There were also workshops on specific challenges faced by women, to discuss how women could be most effective in science, politics, education, corporate life and the media. There were panels on how, as Bettina Goetzenberger, the manager of a Spanish legal services company, said, “to think bigger, and how to be less modest in asking for money and investment.”
And there were sessions that featured prominent women. This year, they included Ingrid Betancourt, the former Colombian presidential candidate and freed hostage; the designer Diane von Furstenberg; the sailor Ellen MacArthur; the exiled Bangladeshi author Taslima Nasrin; the venture capitalist Molly Ashby; and French Cabinet ministers like Fadela Amara, who is in charge of coordinating plans for the racially mixed and poor Parisian suburbs, and Anne-Marie Idrac, responsible for foreign trade.

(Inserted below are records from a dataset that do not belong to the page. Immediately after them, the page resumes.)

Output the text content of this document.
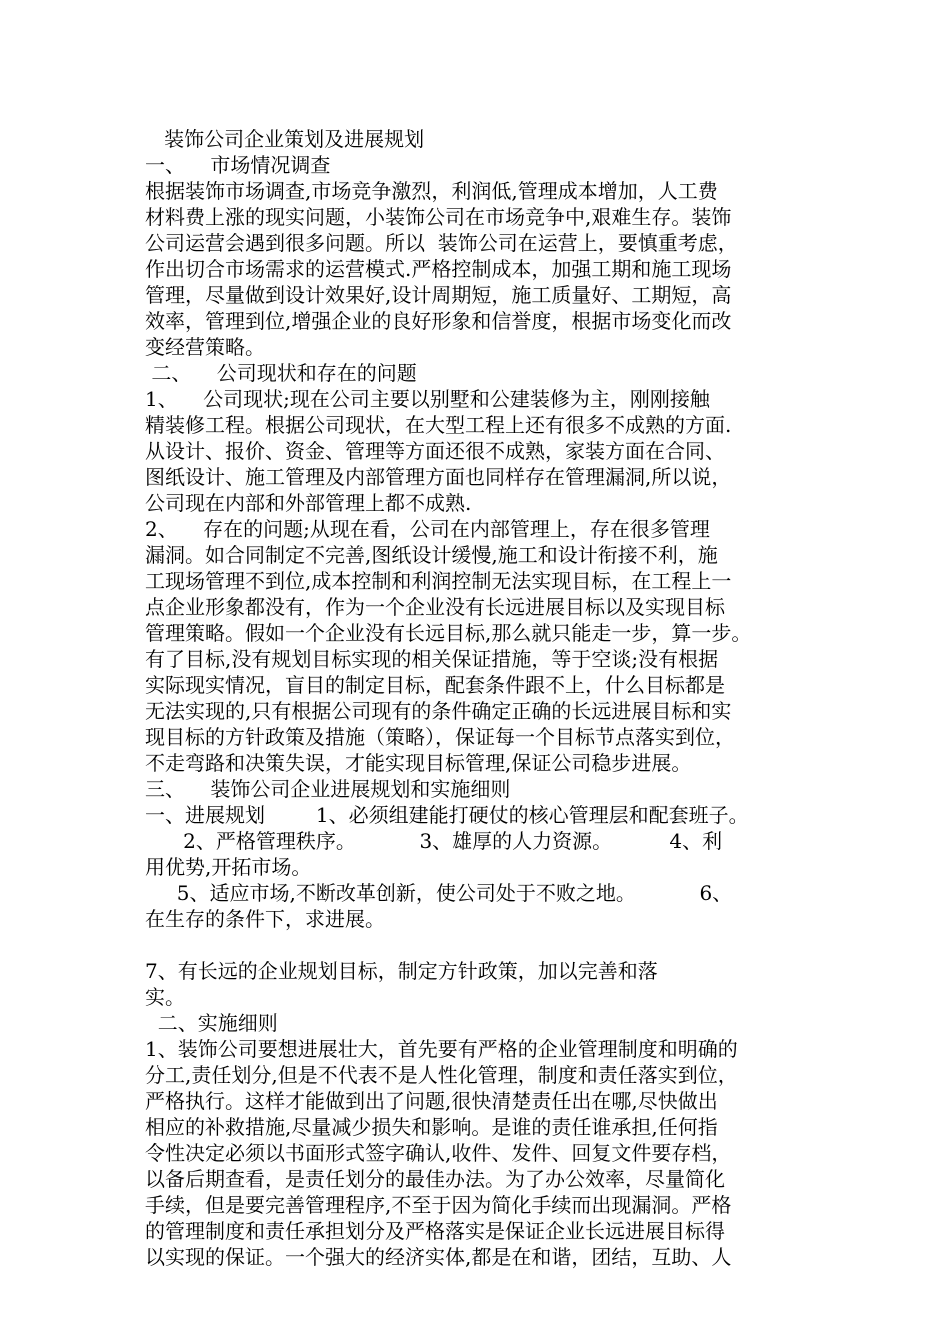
装饰公司企业策划及进展规划
一、    市场情况调查
根据装饰市场调查,市场竞争激烈，利润低,管理成本增加，人工费
材料费上涨的现实问题，小装饰公司在市场竞争中,艰难生存。装饰
公司运营会遇到很多问题。所以  装饰公司在运营上，要慎重考虑，
作出切合市场需求的运营模式.严格控制成本，加强工期和施工现场
管理，尽量做到设计效果好,设计周期短，施工质量好、工期短，高
效率，管理到位,增强企业的良好形象和信誉度，根据市场变化而改
变经营策略。
二、    公司现状和存在的问题
1、    公司现状;现在公司主要以别墅和公建装修为主，刚刚接触
精装修工程。根据公司现状，在大型工程上还有很多不成熟的方面.
从设计、报价、资金、管理等方面还很不成熟，家装方面在合同、
图纸设计、施工管理及内部管理方面也同样存在管理漏洞,所以说，
公司现在内部和外部管理上都不成熟.
2、    存在的问题;从现在看，公司在内部管理上，存在很多管理
漏洞。如合同制定不完善,图纸设计缓慢,施工和设计衔接不利，施
工现场管理不到位,成本控制和利润控制无法实现目标，在工程上一
点企业形象都没有，作为一个企业没有长远进展目标以及实现目标
管理策略。假如一个企业没有长远目标,那么就只能走一步，算一步。
有了目标,没有规划目标实现的相关保证措施，等于空谈;没有根据
实际现实情况，盲目的制定目标，配套条件跟不上，什么目标都是
无法实现的,只有根据公司现有的条件确定正确的长远进展目标和实
现目标的方针政策及措施（策略），保证每一个目标节点落实到位，
不走弯路和决策失误，才能实现目标管理,保证公司稳步进展。
三、    装饰公司企业进展规划和实施细则
一、进展规划        1、必须组建能打硬仗的核心管理层和配套班子。
2、严格管理秩序。          3、雄厚的人力资源。         4、利
用优势,开拓市场。
5、适应市场,不断改革创新，使公司处于不败之地。          6、
在生存的条件下，求进展。
7、有长远的企业规划目标，制定方针政策，加以完善和落
实。
二、实施细则
1、装饰公司要想进展壮大，首先要有严格的企业管理制度和明确的
分工,责任划分,但是不代表不是人性化管理，制度和责任落实到位，
严格执行。这样才能做到出了问题,很快清楚责任出在哪,尽快做出
相应的补救措施,尽量减少损失和影响。是谁的责任谁承担,任何指
令性决定必须以书面形式签字确认,收件、发件、回复文件要存档，
以备后期查看，是责任划分的最佳办法。为了办公效率，尽量简化
手续，但是要完善管理程序,不至于因为简化手续而出现漏洞。严格
的管理制度和责任承担划分及严格落实是保证企业长远进展目标得
以实现的保证。一个强大的经济实体,都是在和谐，团结，互助、人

As so often in France, earnest talk of global poverty, child abuse and the dangers of the economic crisis for philanthropy was mixed with lavish meals, Champagne and espresso provided by corporate sponsors in the resort setting of Deauville, on the Normandy beaches.
There were the usual mixed messages, with participants given expensive anti-aging cosmetics and offers of makeovers and photographic portraits from corporations seeking to attract successful potential customers. There was Cartier, the French jewelry company, which sponsors a global competition for young female entrepreneurs like Ngouyombo. Five winners receive US$20,000 each and a year of business coaching from Cartier, management consultants McKinsey & Co, and Insead, the business school with campuses in France and Singapore.
The Women’s Forum was the brainchild of Aude Zieseniss de Thuin, 58, a French businesswoman who once applied to go to the Davos economic forum, without success.
“They didn’t even deign to respond,” she said.
Angry, she decided that Davos, with many fewer women than men, should have a more female-friendly analogue, and she created this forum three years ago as a private company.
The idea, she said in an interview, was not to create a feminist institution, but “to give a voice to women, half of the population,” and help provide role models.
“I’ve had a lot of satisfaction in watching rising talents,” she said, adding that her only regret was not having had the idea a decade earlier.
The current economic shock “will probably be terrible for many women around the world,” especially in poor countries, she said.
“I think it’s the beginning of a new world, a worse one, a more difficult one, especially for women. But I’m also optimistic, because it’s a time for women to take responsibility,” she said.
De Thuin usually charges 5,000 euros (US$6,700) for each participant, not including transportation or accommodation.
“I’m not a hypocrite; I’m an entrepreneur,” she said.
But women from small companies, poorer countries or charitable organizations pay half that. This year, the 1,200 attendees came from 88 countries, with a special emphasis on India.
De Thuin is a difficult boss, by all accounts, and the forum has yet to attract Davos’ star power. But the concept of the forum seems to transcend its difficulties.
As one board member said privately: “The point is to keep the idea alive.”
Ashby, from the US, left JPMorgan in 2000 to start Solera Capital, a private-equity firm.
“This conference is a fascinating mix of business and not-for-profits in a way that’s very powerful,” she said. “There’s a European flair, a candor and forthrightness, a self-awareness that’s very attractive.”
Women do not attend just for the panels, she said.
“We go to be together. We go for the immersion in this incredibly diverse community of women, and we all care. We are all bound by the caring,” she said.